Automation can make a big difference in all of these scenarios. At the most basic level, the inherent automation capabilities of the hybrid cloud can really improve disaster responsiveness and adherence to policies. A hybrid cloud approach also enables orchestration. The latest generation of cloud-native applications and tools are typically designed to support automation, as well as provide for common, policy-based management that can span a number of cloud services.
Finally, automation is a big part of testing—something organizations simply don't do enough of. According to one report, 27% of organizations test their disaster recovery plans once a year or less.

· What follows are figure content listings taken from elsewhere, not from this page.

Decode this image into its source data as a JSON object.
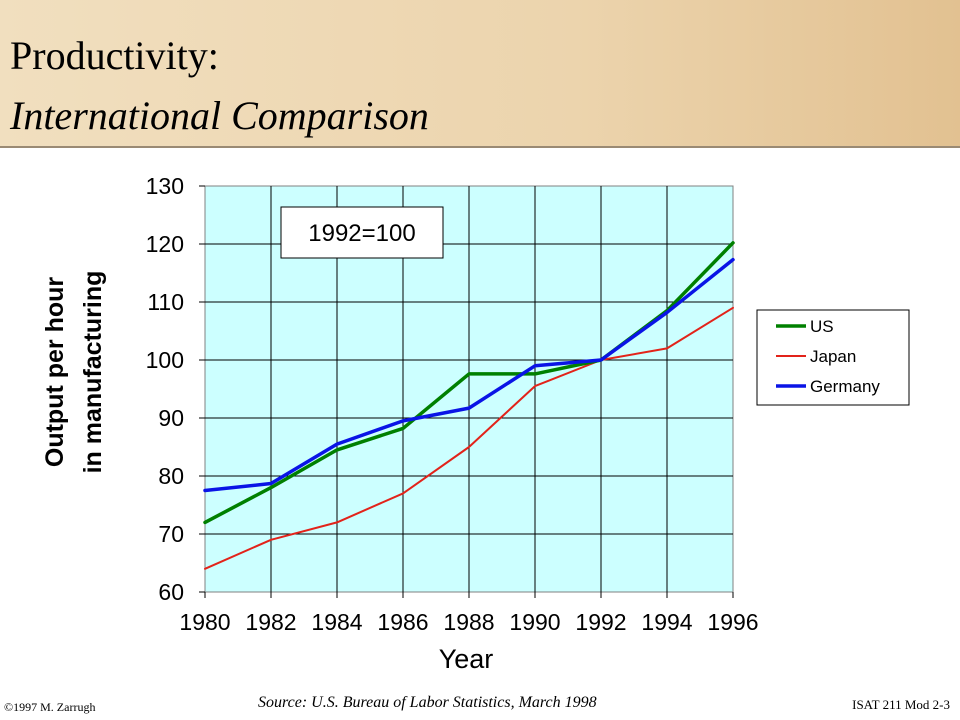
{
  "slide": {
    "title_line1": "Productivity:",
    "title_line2": "International Comparison",
    "copyright_symbol": "©",
    "copyright": "1997 M. Zarrugh",
    "source": "Source: U.S. Bureau of Labor Statistics, March 1998",
    "course": "ISAT 211 Mod 2-3"
  },
  "colors": {
    "plot_background": "#ccffff",
    "US": "#008000",
    "Japan": "#e2231a",
    "Germany": "#0a14e6",
    "header_left": "#f1dfbf",
    "header_right": "#e2c191"
  },
  "chart_data": {
    "type": "line",
    "title": "",
    "annotation": "1992=100",
    "xlabel": "Year",
    "ylabel_lines": [
      "Output per hour",
      "in manufacturing"
    ],
    "x": [
      1980,
      1982,
      1984,
      1986,
      1988,
      1990,
      1992,
      1994,
      1996
    ],
    "x_ticks": [
      "1980",
      "1982",
      "1984",
      "1986",
      "1988",
      "1990",
      "1992",
      "1994",
      "1996"
    ],
    "xlim": [
      1980,
      1996
    ],
    "ylim": [
      60,
      130
    ],
    "y_ticks": [
      "60",
      "70",
      "80",
      "90",
      "100",
      "110",
      "120",
      "130"
    ],
    "grid": true,
    "legend_position": "right",
    "series": [
      {
        "name": "US",
        "values": [
          72,
          78,
          84.5,
          88.2,
          97.6,
          97.6,
          100,
          108.5,
          120.2
        ]
      },
      {
        "name": "Japan",
        "values": [
          64,
          69,
          72,
          77,
          85,
          95.5,
          100,
          102,
          109
        ]
      },
      {
        "name": "Germany",
        "values": [
          77.5,
          78.7,
          85.5,
          89.5,
          91.7,
          99,
          100,
          108.2,
          117.3
        ]
      }
    ]
  }
}
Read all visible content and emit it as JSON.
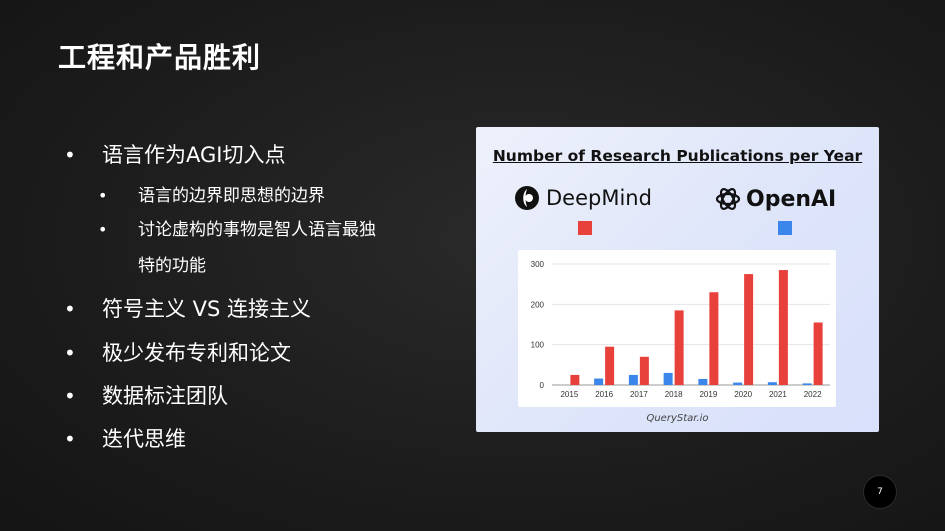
{
  "slide": {
    "title": "工程和产品胜利",
    "page_number": "7"
  },
  "bullets": [
    {
      "text": "语言作为AGI切入点",
      "children": [
        {
          "text": "语言的边界即思想的边界"
        },
        {
          "text": "讨论虚构的事物是智人语言最独",
          "cont": "特的功能"
        }
      ]
    },
    {
      "text": "符号主义 VS 连接主义"
    },
    {
      "text": "极少发布专利和论文"
    },
    {
      "text": "数据标注团队"
    },
    {
      "text": "迭代思维"
    }
  ],
  "image": {
    "title": "Number of Research Publications per Year",
    "logo_left": "DeepMind",
    "logo_right": "OpenAI",
    "credit": "QueryStar.io",
    "icons": [
      "deepmind-logo-icon",
      "openai-logo-icon"
    ]
  },
  "chart_data": {
    "type": "bar",
    "categories": [
      "2015",
      "2016",
      "2017",
      "2018",
      "2019",
      "2020",
      "2021",
      "2022"
    ],
    "series": [
      {
        "name": "DeepMind",
        "color": "#e8413c",
        "values": [
          25,
          95,
          70,
          185,
          230,
          275,
          285,
          155
        ]
      },
      {
        "name": "OpenAI",
        "color": "#3b86ea",
        "values": [
          0,
          16,
          25,
          30,
          15,
          6,
          7,
          4
        ]
      }
    ],
    "ylim": [
      0,
      300
    ],
    "yticks": [
      0,
      100,
      200,
      300
    ],
    "grid": true
  }
}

Benefits of Frequent Testing
For First Mid Bank & Trust, testing is paramount.
"We place a large emphasis on DR testing, which we believe should run like a scheduled task where you are running different scenarios monthly or quarterly," Hinks said. "If you have a 100% success rate with DR testing, you aren't testing enough or across enough different scenarios."
Frequent testing is more important than ever, given the frequent changes businesses undergo.
"Every time you introduce a major change into your source environment, you must plan for updating your recovery site as well, and that should be followed by testing that recovery site," Chhabra said. "Let's say you are upgrading from VMware 6.2 to 6.5. When you have a runbook planned out, that runbook takes into account the earlier version, which may now be obsolete because of the way VMware has implemented certain functions in its latest release. That makes validation critical."
As important as frequent testing is, it's also important to make sure that you are testing the right things. Traditionally, organizations have focused on testing applications, servers, storage arrays, etc. Today, it makes more sense to move away from component-level testing and toward testing interdependencies between applications.
"Move toward testing of the ecosystem: Maybe move from test networks to live network testing with multiple scenarios," Renneker recommended.
Finally, reassess who is involved in your disaster recovery planning and execution. It's a big mistake to focus only on IT or only on the business side. For example, your company may have an existing application or piece of infrastructure that is no longer supported but still critical to your environment. That's a risk, and requires planning a DR capability aligning to that risk. If you haven't planned either a migration or a recovery infrastructure for that legacy application or infrastructure, you are not aligning your DR investments to the business or IT risks. And if your recovery capabilities aren't aligned to that risk, you are probably either over-investing or under-investing, Chhabra noted.